Something to the effect of:
My name is [your name], and I really enjoy your work. I’m actually write [genre] myself, and I recently read your book [author’s book title]. I really enjoyed [something about the book you really liked].
My book [book title] will be published soon which is also a [genre]. Would you consider reading my book and providing a blurb for me to use on the cover? I truly admire your work so much, and I would be so excited to feature you and your words on my book.
[Book title] is about [insert your elevator pitch here]. I think you’d enjoy it because [insert how it is similar to the author’s book].
Not to rush you, but I need the blurb by [date], so please let me know if you’d be willing to read and contribute a blurb. I really appreciate your time in reading my letter and possibly reading my book. Thanks so much for considering this!
Best, (or something more smoochy)
Make sure your letter is customized, proofread and with correct grammar before sending it out.
An essential part of this process is networking. Linking your social media as an email signature is a great way to build your network and market your brand as a writer (Hint: You should be doing this already). Follow those you contact on social media to keep up with them. Keep in mind, you don’t want to pester those in the writing community (it’s a small field and bad news travels twice as fast), but if you follow them and grow that connection, perhaps the next time you are ready to publish, you will have a few good allies in the field that would be willing to offer you a BETA read or a blurb on your finished piece.
The final step is to sit back and wait for the responses to come in. This requires quite a bit of patience. Remember, depending on the length of your work, it might take people a while to read it all, and they may be getting many requests just like yours.

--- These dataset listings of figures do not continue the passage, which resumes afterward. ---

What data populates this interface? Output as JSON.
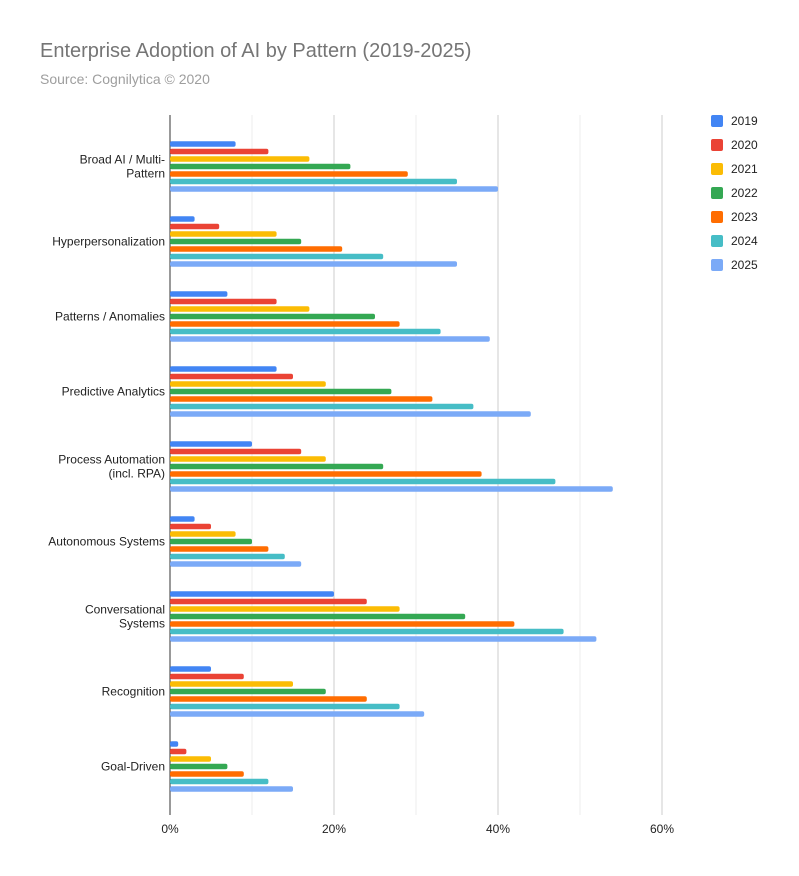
{
  "title": "Enterprise Adoption of AI by Pattern (2019-2025)",
  "subtitle": "Source: Cognilytica © 2020",
  "chart_data": {
    "type": "bar",
    "orientation": "horizontal",
    "categories": [
      "Broad AI / Multi-Pattern",
      "Hyperpersonalization",
      "Patterns / Anomalies",
      "Predictive Analytics",
      "Process Automation (incl. RPA)",
      "Autonomous Systems",
      "Conversational Systems",
      "Recognition",
      "Goal-Driven"
    ],
    "category_lines": [
      [
        "Broad AI / Multi-",
        "Pattern"
      ],
      [
        "Hyperpersonalization"
      ],
      [
        "Patterns / Anomalies"
      ],
      [
        "Predictive Analytics"
      ],
      [
        "Process Automation",
        "(incl. RPA)"
      ],
      [
        "Autonomous Systems"
      ],
      [
        "Conversational",
        "Systems"
      ],
      [
        "Recognition"
      ],
      [
        "Goal-Driven"
      ]
    ],
    "series": [
      {
        "name": "2019",
        "color": "#4285f4",
        "values": [
          8,
          3,
          7,
          13,
          10,
          3,
          20,
          5,
          1
        ]
      },
      {
        "name": "2020",
        "color": "#ea4335",
        "values": [
          12,
          6,
          13,
          15,
          16,
          5,
          24,
          9,
          2
        ]
      },
      {
        "name": "2021",
        "color": "#fbbc04",
        "values": [
          17,
          13,
          17,
          19,
          19,
          8,
          28,
          15,
          5
        ]
      },
      {
        "name": "2022",
        "color": "#34a853",
        "values": [
          22,
          16,
          25,
          27,
          26,
          10,
          36,
          19,
          7
        ]
      },
      {
        "name": "2023",
        "color": "#ff6d01",
        "values": [
          29,
          21,
          28,
          32,
          38,
          12,
          42,
          24,
          9
        ]
      },
      {
        "name": "2024",
        "color": "#46bdc6",
        "values": [
          35,
          26,
          33,
          37,
          47,
          14,
          48,
          28,
          12
        ]
      },
      {
        "name": "2025",
        "color": "#7baaf7",
        "values": [
          40,
          35,
          39,
          44,
          54,
          16,
          52,
          31,
          15
        ]
      }
    ],
    "xlim": [
      0,
      60
    ],
    "xticks": [
      0,
      20,
      40,
      60
    ],
    "xtick_labels": [
      "0%",
      "20%",
      "40%",
      "60%"
    ],
    "grid": true,
    "legend": "right"
  }
}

It’s best to prepare yourself for rejection. Writing is a competitive field, and as mentioned, those you’re approaching, depending on how well-known they are in the community, can receive dozens of these requests just like yours every day.
Expect frequent rejection and keep going on. Rejection, in this case, can come in many forms. At best, they will not respond, at the worst, you may receive a short, curt email.
When you receive a rejection, don’t take it personally, and respond with grace. The best course of action is to thank them for their time and wish them well. Who knows, maybe the good impression you leave now will open doors for you down the road.
If you keep getting rejections, it might be time to reconsider your contact list. At this point, you would have already contacted the top writers and publishers in your subgenre. Next, look for less well-known names and start the process over again. Look for authors who might not be a household name but have a substantial following in subgenre, and then continue from there.
What To Do When You Get The Blurb
So, you’ve gotten the blurb after many, many rejections. What should you do next? First, keep a short file of all of the blurbs you’ve received. If you get too many responses, you may need to go through them and pick the ones that represent your writing the best. Then, you can start using the blurb to market your book in a few ways.
This is perhaps the most common way to use blurb. Pick the blurbs from the most well-known sources that you believe represent your book the best, and include those on your book’s dust cover or in the description you use on e-commerce sites.
Use the description as a way to showcase your blurbs.
You can use the quotes you’ve gotten back about your book to market it on social media. For example, create a graphic with the blurb and tag the author in it. You can use it in your header, posts, etc.